What’s the best way to persuade children to drink water instead of unhealthy, sugar-laced beverages? Do you:
- Tell them it will make them more popular.
- Tell them it will make them healthier.
- Tell them it will make them smarter.
- Just tell them to do it without explaining why.
The correct answer: B.
Turns out honesty is the most persuasive tactic, even for kids, while exaggerated claims and ungrounded mandates can potentially have a negative effect, according to new research by Szu-chi Huang, an associate professor of marketing at Stanford Graduate School of Business. The field study, performed in collaboration with UNICEF, was designed to determine the most effective way to steer schoolchildren in Panama away from unhealthy sodas and other sweetened drinks toward drinking water instead.
Cowritten with Daniella Kupor of Boston University, Michal Maimaran of Northwestern University, and Andrea Weihrauch of the University of Amsterdam, the paper will be published in the Journal of the Association for Consumer Research in January. The research is the first to examine the effects of associating actions with goals in a real-world environment, in this case four elementary schools, where children encounter countless messages daily, Huang notes. Additionally, unlike previous research that has centered on adults, Huang’s study is the first to test the effectiveness of such associations on kids.
Targeting pre-existing associations
The researchers put up posters in four elementary schools located within 10 miles of each other and of similar size and socioeconomic status. Each school had a kiosk selling bottled water. In a preliminary questionnaire, the researchers found that children strongly associated water consumption with health but saw only a moderate association between water and intelligence. The children held an even weaker association between water consumption and the ability to make friends.
In the main study, each school put up posters with a message unique to its campus.

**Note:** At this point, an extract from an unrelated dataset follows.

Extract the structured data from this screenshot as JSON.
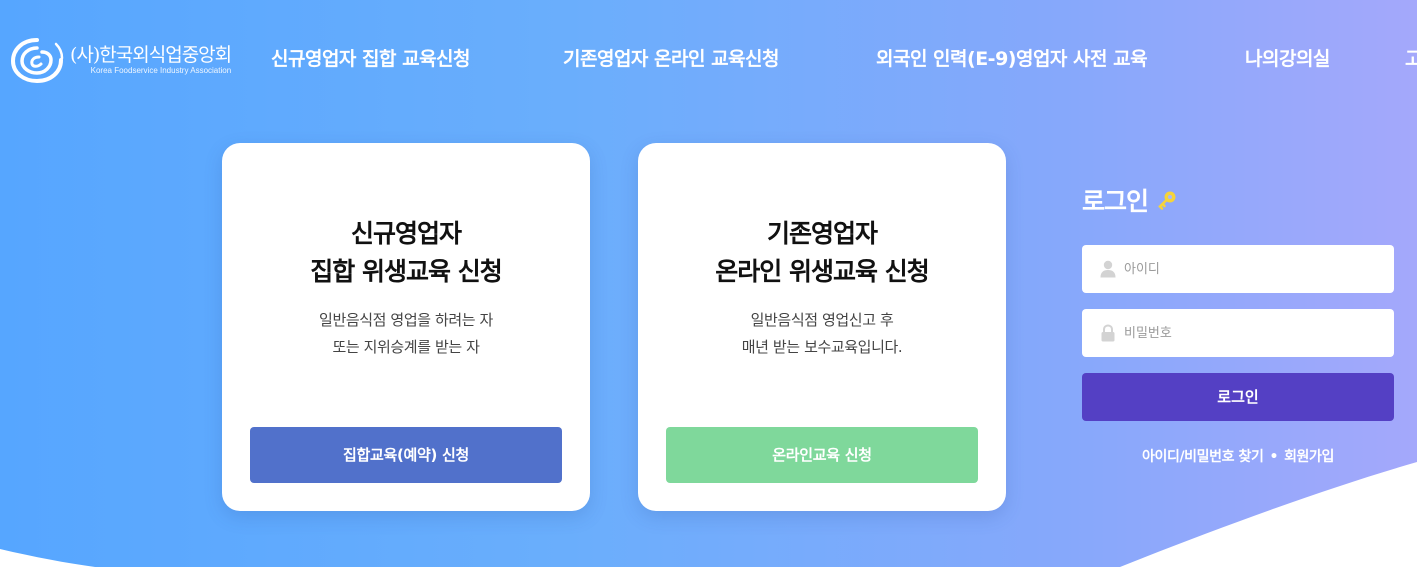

At one school, the posters implored students to drink water and “be healthy.” At another, the signs said that water would help them “learn faster.” At a third school, they declared that consuming water would help students “make friends,” and at a fourth school the signs simply told them to “drink water,” without further explanation. The posters remained on display for a month.
The researchers found that children at the school where posters declared that drinking water leads to good health increased their water consumption by 31 percent, suggesting that targeting the students’ pre-existing association (that water is healthy) led them to the desired outcome, says Huang.
At the school with posters associating water with learning faster, consumption didn’t change from the pre-study level. And at the school highlighting the questionable association between water and making friends, consumption marginally decreased. That decline may have occurred because the posters linking water to making friends “may have seemed dishonest or confusing,” causing children to shun the advice to drink more water, Huang says.
Avoid blunt directives
At the school where posters simply advised the students to drink more water, without stating why, water consumption declined significantly, by 48 percent. Like the children who were turned off by the attempt to associate drinking water with being popular, these students also may have regarded the blunt directive to drink water as manipulative.
“People don’t want to follow an order without any reason,” says Huang. “This rule applies to children as well.”
In the weeks after the posters were removed, water consumption generally reverted to the pre-study level.